Martin Joseph Quigley Sr. (May 6, 1890 – May 4, 1964) was an American publisher, editor, and film magazine journalist. He founded Exhibitors Herald, which became a prominent national trade paper for the film industry. Quigley was also the founder of Quigley Publishing.

==Early life==
Martin Joseph Quigley Sr. was born in Cleveland, Ohio,

==Publishing and journalism career==
Martin Quigley began his career as a police reporter in Chicago in 1910.

In 1915, he purchased the film trade journal Exhibitors Herald. Two years later, he acquired and merged it with Motography. In 1927, Quigley acquired The Moving Picture World and combined it with Exhibitors Herald, publishing it as Exhibitors Herald and Moving Picture World, which was later shortened to Exhibitors Herald World.

" In 1930, Martin Quigley, publisher of Exhibitors Herald, conspired with Hollywood studios to eliminate all competing trade papers,..."

In 1930, he acquired Motion Picture News and merged it with his existing publications to create the Motion Picture Herald.

Shortly after, Quigley merged his remaining three publications — Exhibitors Trade Review, Exhibitors Daily Review, and Motion Pictures Today — to form Motion Picture Daily.

In 1929, the first edition of The Motion Picture Almanac was published and subsequently became an annual publication.

==Quigley Publishing==
Quigley Publishing Co., started in 1915 by Martin Joseph Quigley Sr., was later run by his son, Martin Quigley Jr. until 2001. In 2005, William Quigley, a grandson of Martin Joseph Quigley Sr., was running Quigley Publishing Co.
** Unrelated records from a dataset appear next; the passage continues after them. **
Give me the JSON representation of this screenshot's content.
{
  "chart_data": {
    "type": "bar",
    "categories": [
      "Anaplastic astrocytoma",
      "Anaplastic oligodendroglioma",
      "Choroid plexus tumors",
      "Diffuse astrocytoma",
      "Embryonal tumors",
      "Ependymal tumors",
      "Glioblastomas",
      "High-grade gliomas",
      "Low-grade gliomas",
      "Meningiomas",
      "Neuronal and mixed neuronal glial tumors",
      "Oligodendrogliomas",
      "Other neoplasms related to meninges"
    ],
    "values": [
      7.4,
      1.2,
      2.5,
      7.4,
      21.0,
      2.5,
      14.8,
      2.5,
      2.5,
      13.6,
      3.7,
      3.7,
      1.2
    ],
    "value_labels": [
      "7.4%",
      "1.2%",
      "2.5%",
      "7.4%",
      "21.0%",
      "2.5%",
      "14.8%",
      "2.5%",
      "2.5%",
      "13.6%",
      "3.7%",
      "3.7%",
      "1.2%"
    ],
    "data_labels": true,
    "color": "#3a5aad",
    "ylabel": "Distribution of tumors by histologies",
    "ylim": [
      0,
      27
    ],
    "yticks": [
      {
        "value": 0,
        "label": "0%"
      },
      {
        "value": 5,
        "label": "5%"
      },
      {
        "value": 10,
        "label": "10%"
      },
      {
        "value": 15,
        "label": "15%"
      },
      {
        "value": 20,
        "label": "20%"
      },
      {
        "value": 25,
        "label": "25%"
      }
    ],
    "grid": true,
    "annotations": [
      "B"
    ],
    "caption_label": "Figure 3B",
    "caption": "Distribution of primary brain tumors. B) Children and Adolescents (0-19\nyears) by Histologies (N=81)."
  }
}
==Role in Motion Picture Production Code==
Quigley was an active proponent and co-author of the Motion Picture Production Code, which governed the content of Hollywood movies from the 1930s to the 1960s. A devout Catholic, he began lobbying in the 1920s for a more comprehensive code that not only listed material deemed inappropriate for movies but also established a moral framework that films could help promote — specifically, a system based on Catholic theology.

To achieve this, Quigley recruited Father Daniel A. Lord, a Jesuit priest and instructor at Saint Louis University, to draft the code. On March 31, 1930, the board of directors of the Motion Picture Producers and Distributors Association formally adopted it. While the original version was popularly known as the Hays Code, both it and its later revisions are now more commonly referred to as the Production Code.

==Personal life and death==
Quigley held staunch conservative views, particularly regarding the film industry. His son, Martin Quigley Jr., who shared his father's views, became involved in editing and publishing the various periodicals established by Quigley Sr. However, he had far less influence due to changing cultural norms and the decline of the Production Code.

Quigley Sr. died at Saint Vincent's Catholic Medical Center in Manhattan on May 4, 1964, two days before his 74th birthday.